[tex]z= x^{4}+ x^{2}y\\x= s+2t-u\\y= stu^{2}[/tex]
to proof - by using the chain rule.
[tex]\frac{\partial z}{\partial s} = \frac{\partial z}{\partial x} \times \frac{\partial x}{\partial s} + \frac{\partial z}{\partial y} \times \frac{\partial y}{\partial s}[/tex]
= [tex]= \left ( 4x^{3} +2xy \right ).1 + x^{2}.\left ( tu^{2} \right )[/tex]
put the value of z, x and y.
we get
[tex]= \left ( s +2t-u \right )\left ( tu^{2}\left ( s+2t-u \right )+2stu^{2}+4\left ( s+2t-u \right )^{2} \right )[/tex]
now put the value of s=4, t= 5, u=1 in the above question.
now by putting the value we get
= 14236
now we find the
[tex]\frac{\partial z}{\partial t} = \frac{\partial z}{\partial x} \times \frac{\partial x}{\partial t} + \frac{\partial z}{\partial y} \times \frac{\partial y}{\partial t}[/tex]
after doing differentiation
we get
[tex]\left ( 4x^{3}+2xy \right )\times 2 + x^{2}\times \left ( su^{2} \right )[/tex]
now the put the value of x,y,z
we get
[tex]=su^{2}\left ( s+2t-u \right )^{2} + 2 \left ( 2stu^{2}\left ( s + 2t - u \right )+ 4\left ( s + 2t-4 \right )^{3} \right )[/tex]
now we put the value of s=4, t=5,u=1
=19292
hence proved
now we find the value
[tex]\frac{\partial z}{\partial u} = \frac{\partial z}{\partial x} \times \frac{\partial x}{\partial u} + \frac{\partial z}{\partial y} \times \frac{\partial y}{\partial u}[/tex]

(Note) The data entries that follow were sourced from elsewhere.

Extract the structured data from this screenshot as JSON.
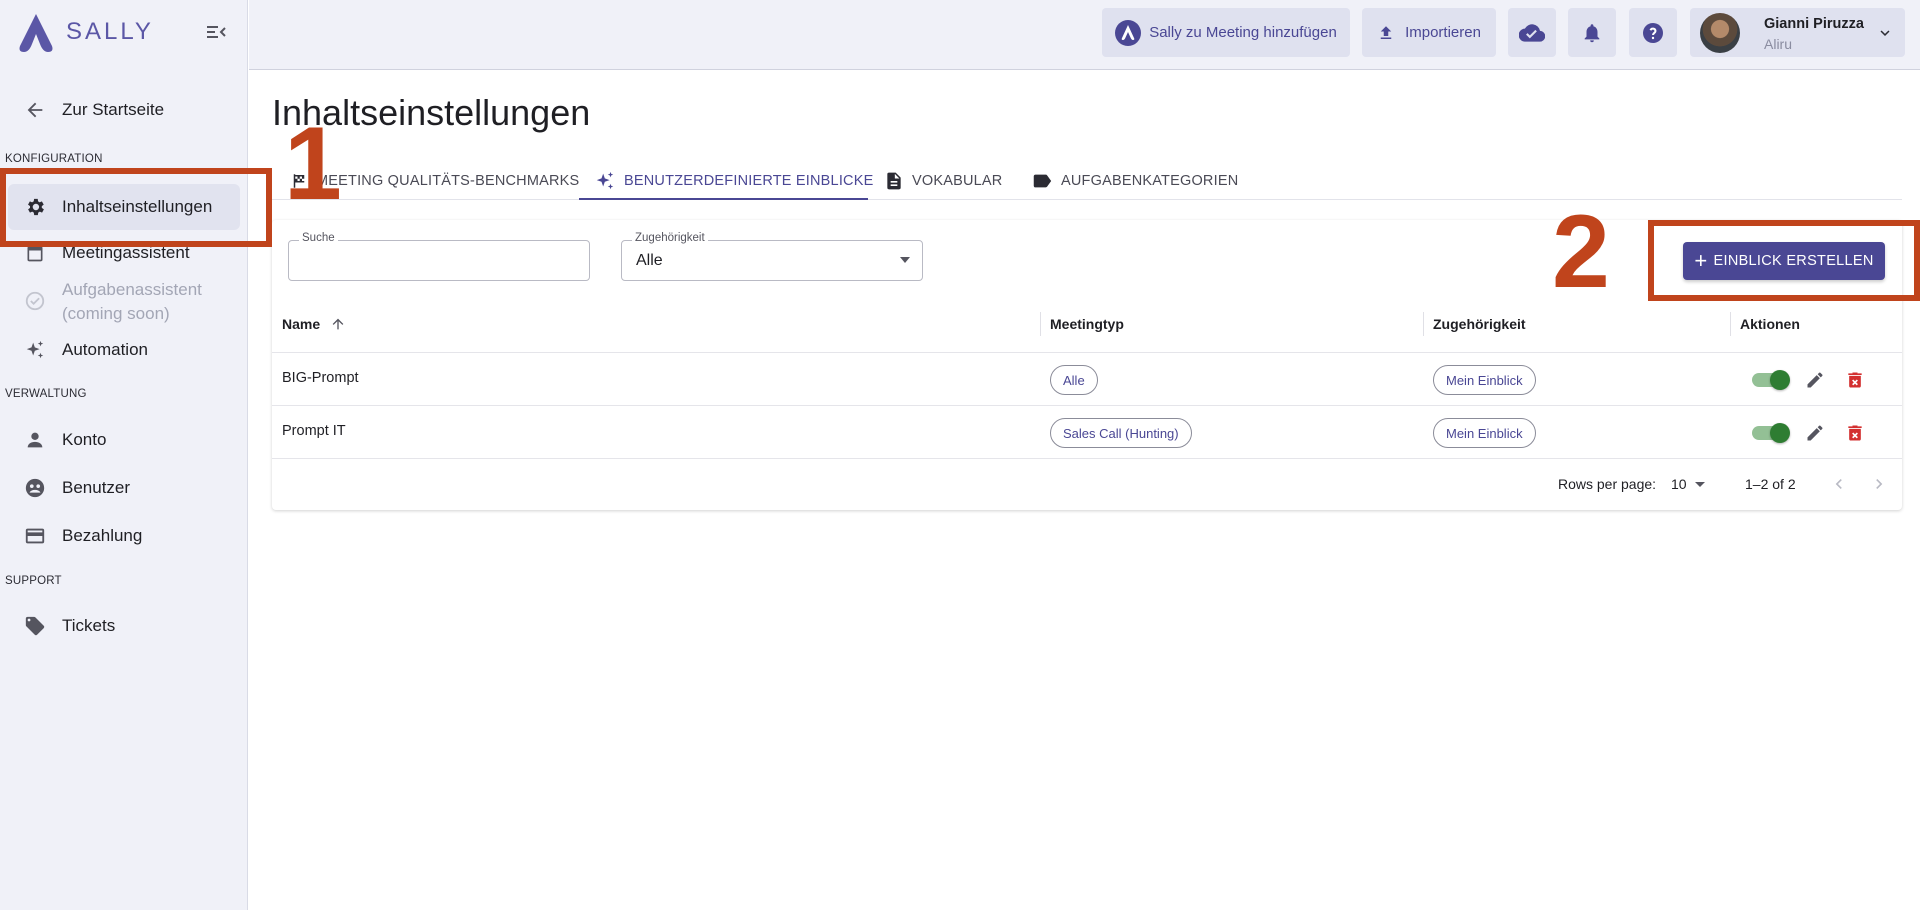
{
  "app": {
    "logo_text": "SALLY",
    "brand_color": "#4a4794"
  },
  "sidebar": {
    "back_label": "Zur Startseite",
    "sections": {
      "config": "KONFIGURATION",
      "admin": "VERWALTUNG",
      "support": "SUPPORT"
    },
    "items": [
      {
        "label": "Inhaltseinstellungen",
        "icon": "gear-icon",
        "active": true
      },
      {
        "label": "Meetingassistent",
        "icon": "calendar-icon"
      },
      {
        "label": "Aufgabenassistent",
        "sublabel": "(coming soon)",
        "icon": "check-circle-icon",
        "disabled": true
      },
      {
        "label": "Automation",
        "icon": "sparkle-icon"
      },
      {
        "label": "Konto",
        "icon": "person-icon"
      },
      {
        "label": "Benutzer",
        "icon": "group-icon"
      },
      {
        "label": "Bezahlung",
        "icon": "credit-card-icon"
      },
      {
        "label": "Tickets",
        "icon": "tag-icon"
      }
    ]
  },
  "topbar": {
    "add_sally_label": "Sally zu Meeting hinzufügen",
    "import_label": "Importieren",
    "user": {
      "name": "Gianni Piruzza",
      "org": "Aliru"
    }
  },
  "main": {
    "title": "Inhaltseinstellungen",
    "tabs": [
      {
        "label": "MEETING QUALITÄTS-BENCHMARKS",
        "icon": "checkered-flag-icon"
      },
      {
        "label": "BENUTZERDEFINIERTE EINBLICKE",
        "icon": "sparkle-icon",
        "active": true
      },
      {
        "label": "VOKABULAR",
        "icon": "document-icon"
      },
      {
        "label": "AUFGABENKATEGORIEN",
        "icon": "label-icon"
      }
    ],
    "filters": {
      "search_label": "Suche",
      "search_value": "",
      "affiliation_label": "Zugehörigkeit",
      "affiliation_value": "Alle"
    },
    "create_button_label": "EINBLICK ERSTELLEN",
    "table": {
      "columns": [
        "Name",
        "Meetingtyp",
        "Zugehörigkeit",
        "Aktionen"
      ],
      "rows": [
        {
          "name": "BIG-Prompt",
          "meeting_type": "Alle",
          "affiliation": "Mein Einblick",
          "enabled": true
        },
        {
          "name": "Prompt IT",
          "meeting_type": "Sales Call (Hunting)",
          "affiliation": "Mein Einblick",
          "enabled": true
        }
      ]
    },
    "pagination": {
      "rows_per_page_label": "Rows per page:",
      "rows_per_page": "10",
      "range": "1–2 of 2"
    }
  },
  "annotations": {
    "first": "1",
    "second": "2",
    "color": "#c0441c"
  }
}
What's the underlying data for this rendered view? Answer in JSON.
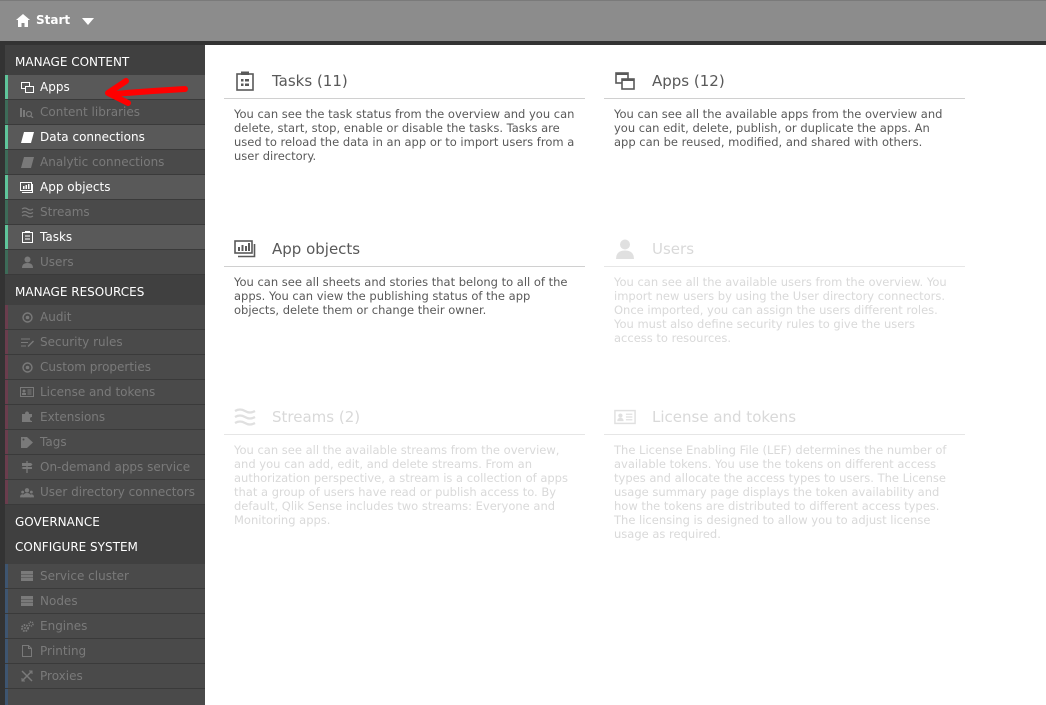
{
  "topbar": {
    "start_label": "Start",
    "home_icon": "home-icon",
    "dropdown_icon": "caret-down-icon"
  },
  "sidebar": {
    "sections": [
      {
        "title": "MANAGE CONTENT",
        "items": [
          {
            "label": "Apps",
            "icon": "apps-icon",
            "enabled": true
          },
          {
            "label": "Content libraries",
            "icon": "content-libraries-icon",
            "enabled": false
          },
          {
            "label": "Data connections",
            "icon": "data-connections-icon",
            "enabled": true
          },
          {
            "label": "Analytic connections",
            "icon": "analytic-connections-icon",
            "enabled": false
          },
          {
            "label": "App objects",
            "icon": "app-objects-icon",
            "enabled": true
          },
          {
            "label": "Streams",
            "icon": "streams-icon",
            "enabled": false
          },
          {
            "label": "Tasks",
            "icon": "tasks-icon",
            "enabled": true
          },
          {
            "label": "Users",
            "icon": "user-icon",
            "enabled": false
          }
        ]
      },
      {
        "title": "MANAGE RESOURCES",
        "items": [
          {
            "label": "Audit",
            "icon": "shield-icon",
            "enabled": false
          },
          {
            "label": "Security rules",
            "icon": "security-rules-icon",
            "enabled": false
          },
          {
            "label": "Custom properties",
            "icon": "shield-icon",
            "enabled": false
          },
          {
            "label": "License and tokens",
            "icon": "license-icon",
            "enabled": false
          },
          {
            "label": "Extensions",
            "icon": "puzzle-icon",
            "enabled": false
          },
          {
            "label": "Tags",
            "icon": "tag-icon",
            "enabled": false
          },
          {
            "label": "On-demand apps service",
            "icon": "signpost-icon",
            "enabled": false
          },
          {
            "label": "User directory connectors",
            "icon": "users-group-icon",
            "enabled": false
          }
        ]
      },
      {
        "title": "GOVERNANCE",
        "items": []
      },
      {
        "title": "CONFIGURE SYSTEM",
        "items": [
          {
            "label": "Service cluster",
            "icon": "server-icon",
            "enabled": false
          },
          {
            "label": "Nodes",
            "icon": "server-icon",
            "enabled": false
          },
          {
            "label": "Engines",
            "icon": "gears-icon",
            "enabled": false
          },
          {
            "label": "Printing",
            "icon": "document-icon",
            "enabled": false
          },
          {
            "label": "Proxies",
            "icon": "proxy-icon",
            "enabled": false
          }
        ]
      }
    ]
  },
  "cards": [
    {
      "title": "Tasks (11)",
      "icon": "tasks-icon",
      "enabled": true,
      "description": "You can see the task status from the overview and you can delete, start, stop, enable or disable the tasks. Tasks are used to reload the data in an app or to import users from a user directory."
    },
    {
      "title": "Apps (12)",
      "icon": "apps-icon",
      "enabled": true,
      "description": "You can see all the available apps from the overview and you can edit, delete, publish, or duplicate the apps. An app can be reused, modified, and shared with others."
    },
    {
      "title": "App objects",
      "icon": "app-objects-icon",
      "enabled": true,
      "description": "You can see all sheets and stories that belong to all of the apps. You can view the publishing status of the app objects, delete them or change their owner."
    },
    {
      "title": "Users",
      "icon": "user-icon",
      "enabled": false,
      "description": "You can see all the available users from the overview. You import new users by using the User directory connectors. Once imported, you can assign the users different roles. You must also define security rules to give the users access to resources."
    },
    {
      "title": "Streams (2)",
      "icon": "streams-icon",
      "enabled": false,
      "description": "You can see all the available streams from the overview, and you can add, edit, and delete streams. From an authorization perspective, a stream is a collection of apps that a group of users have read or publish access to. By default, Qlik Sense includes two streams: Everyone and Monitoring apps."
    },
    {
      "title": "License and tokens",
      "icon": "license-icon",
      "enabled": false,
      "description": "The License Enabling File (LEF) determines the number of available tokens. You use the tokens on different access types and allocate the access types to users. The License usage summary page displays the token availability and how the tokens are distributed to different access types. The licensing is designed to allow you to adjust license usage as required."
    }
  ],
  "colors": {
    "topbar": "#8c8c8c",
    "sidebar": "#404040",
    "content_accent": "#5fc49a",
    "resources_accent": "#6a3d4d",
    "system_accent": "#3e5570",
    "annotation_arrow": "#ff0000"
  }
}
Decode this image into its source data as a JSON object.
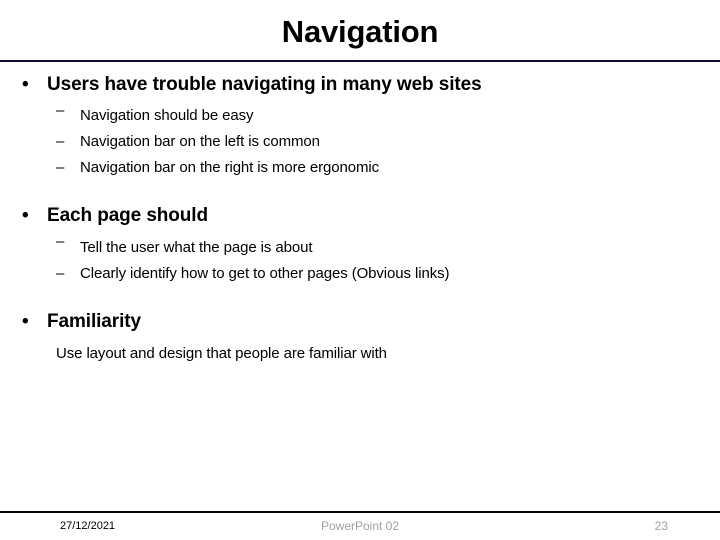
{
  "slide": {
    "title": "Navigation",
    "title_rule_color": "#0A0A3C",
    "footer_rule_color": "#000000",
    "background_color": "#FFFFFF",
    "text_color": "#000000",
    "footer_muted_color": "#A0A0A0"
  },
  "content": {
    "sections": [
      {
        "heading": "Users have trouble navigating in many web sites",
        "heading_marker": "•",
        "sub_items": [
          {
            "marker": "–",
            "text": "Navigation should be easy"
          },
          {
            "marker": "–",
            "text": "Navigation bar on the left is common"
          },
          {
            "marker": "–",
            "text": "Navigation bar on the right is more ergonomic"
          }
        ]
      },
      {
        "heading": "Each page should",
        "heading_marker": "•",
        "sub_items": [
          {
            "marker": "–",
            "text": "Tell the user what the page is about"
          },
          {
            "marker": "–",
            "text": "Clearly identify how to get to other pages (Obvious links)"
          }
        ]
      },
      {
        "heading": "Familiarity",
        "heading_marker": "•",
        "sub_items": [
          {
            "marker": "",
            "text": "Use layout and design that people are familiar with"
          }
        ]
      }
    ]
  },
  "footer": {
    "date": "27/12/2021",
    "center_label": "PowerPoint 02",
    "page_number": "23"
  }
}
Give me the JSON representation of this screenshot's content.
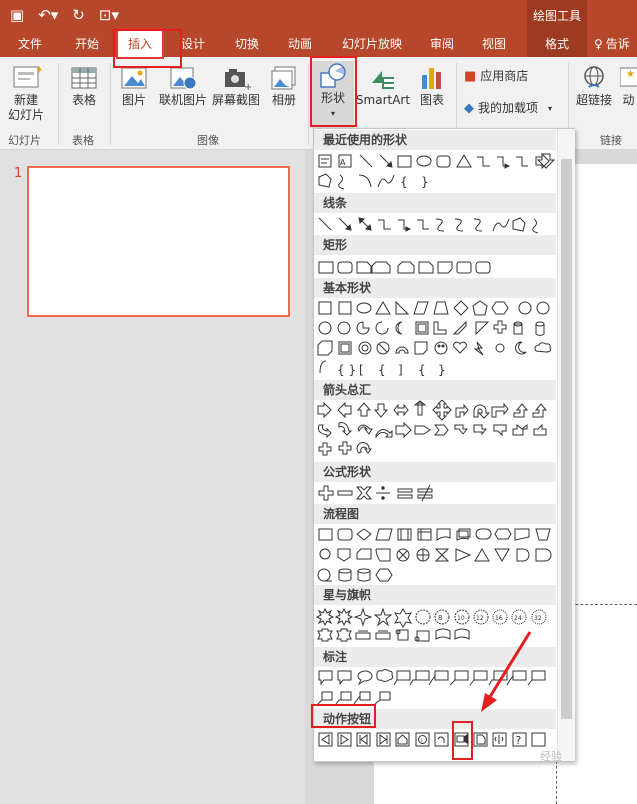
{
  "quick_access": {
    "save_icon": "save-icon",
    "undo_icon": "undo-icon",
    "redo_icon": "redo-icon",
    "present_icon": "present-icon"
  },
  "context_title": "绘图工具",
  "tabs": [
    "文件",
    "开始",
    "插入",
    "设计",
    "切换",
    "动画",
    "幻灯片放映",
    "审阅",
    "视图",
    "格式",
    "告诉"
  ],
  "active_tab": "插入",
  "ribbon": {
    "new_slide": "新建\n幻灯片",
    "table": "表格",
    "picture": "图片",
    "online_picture": "联机图片",
    "screenshot": "屏幕截图",
    "album": "相册",
    "shapes": "形状",
    "smartart": "SmartArt",
    "chart": "图表",
    "store": "应用商店",
    "my_addins": "我的加载项",
    "hyperlink": "超链接",
    "action": "动",
    "groups": {
      "slides": "幻灯片",
      "tables": "表格",
      "images": "图像",
      "links": "链接"
    }
  },
  "slide_number": "1",
  "gallery_sections": [
    "最近使用的形状",
    "线条",
    "矩形",
    "基本形状",
    "箭头总汇",
    "公式形状",
    "流程图",
    "星与旗帜",
    "标注",
    "动作按钮"
  ],
  "watermark": "经验",
  "accent_color": "#b7472a",
  "highlight_color": "#e3201f"
}
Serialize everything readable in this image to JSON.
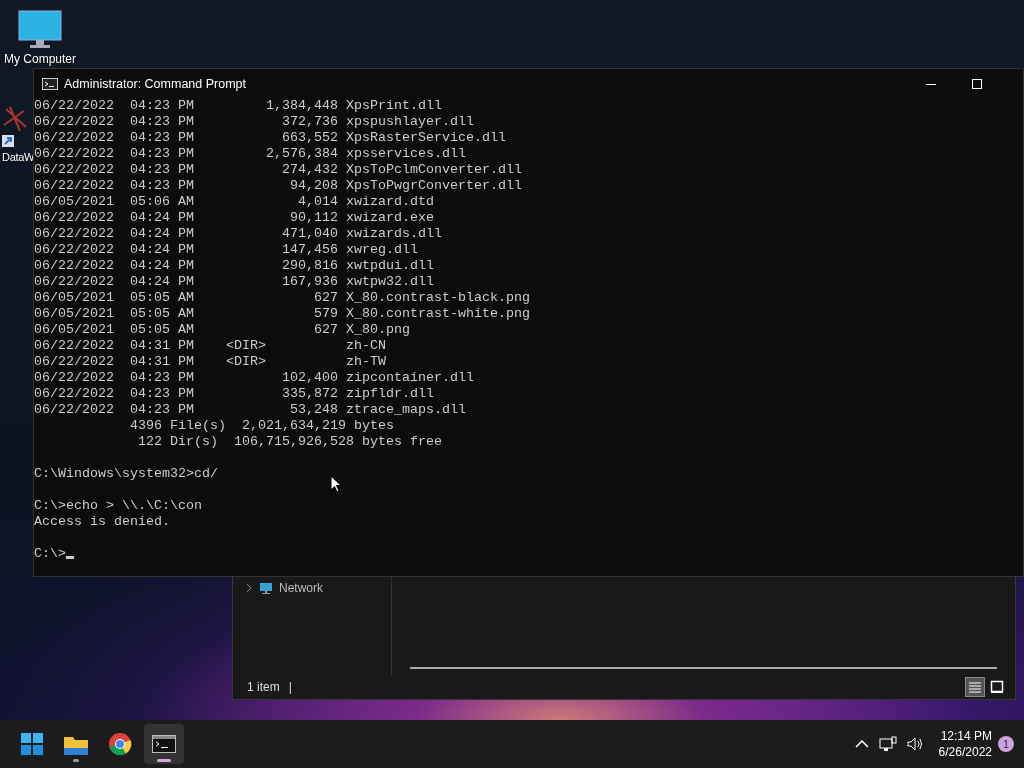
{
  "desktop_icons": [
    {
      "kind": "computer",
      "label": "My Computer"
    },
    {
      "kind": "shortcut",
      "label": "DataW"
    }
  ],
  "console": {
    "title": "Administrator: Command Prompt",
    "blocks": [
      {
        "lines": [
          "06/22/2022  04:23 PM         1,384,448 XpsPrint.dll",
          "06/22/2022  04:23 PM           372,736 xpspushlayer.dll",
          "06/22/2022  04:23 PM           663,552 XpsRasterService.dll",
          "06/22/2022  04:23 PM         2,576,384 xpsservices.dll",
          "06/22/2022  04:23 PM           274,432 XpsToPclmConverter.dll",
          "06/22/2022  04:23 PM            94,208 XpsToPwgrConverter.dll",
          "06/05/2021  05:06 AM             4,014 xwizard.dtd",
          "06/22/2022  04:24 PM            90,112 xwizard.exe",
          "06/22/2022  04:24 PM           471,040 xwizards.dll",
          "06/22/2022  04:24 PM           147,456 xwreg.dll",
          "06/22/2022  04:24 PM           290,816 xwtpdui.dll",
          "06/22/2022  04:24 PM           167,936 xwtpw32.dll",
          "06/05/2021  05:05 AM               627 X_80.contrast-black.png",
          "06/05/2021  05:05 AM               579 X_80.contrast-white.png",
          "06/05/2021  05:05 AM               627 X_80.png",
          "06/22/2022  04:31 PM    <DIR>          zh-CN",
          "06/22/2022  04:31 PM    <DIR>          zh-TW",
          "06/22/2022  04:23 PM           102,400 zipcontainer.dll",
          "06/22/2022  04:23 PM           335,872 zipfldr.dll",
          "06/22/2022  04:23 PM            53,248 ztrace_maps.dll",
          "            4396 File(s)  2,021,634,219 bytes",
          "             122 Dir(s)  106,715,926,528 bytes free"
        ]
      },
      {
        "lines": [
          "C:\\Windows\\system32>cd/"
        ]
      },
      {
        "lines": [
          "C:\\>echo > \\\\.\\C:\\con",
          "Access is denied."
        ]
      },
      {
        "lines": [
          "C:\\>"
        ]
      }
    ],
    "cursor": true
  },
  "explorer": {
    "nav_item": "Network",
    "status": "1 item",
    "separator": "|",
    "views": [
      {
        "kind": "details",
        "selected": true
      },
      {
        "kind": "tiles",
        "selected": false
      }
    ]
  },
  "taskbar": {
    "apps": [
      {
        "kind": "start",
        "selected": false,
        "running": false
      },
      {
        "kind": "folder",
        "selected": false,
        "running": true
      },
      {
        "kind": "browser",
        "selected": false,
        "running": false
      },
      {
        "kind": "terminal",
        "selected": true,
        "running": true
      }
    ],
    "time": "12:14 PM",
    "date": "6/26/2022",
    "notifications": "1"
  }
}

[tex]=\left ( 4x^{3}+2xy \right )\left ( -1 \right ) +\left ( x^{2} \right ).\left ( 2stu \right )[/tex]
now put the value of x, y and z.
[tex]=2\left ( s+2t-u \right )(-stu^{2}-2\left ( s+2t-u \right )^{2} + stu (s+2t-u))[/tex]
now put the value of u, v, z
we get
= -2548
hence proved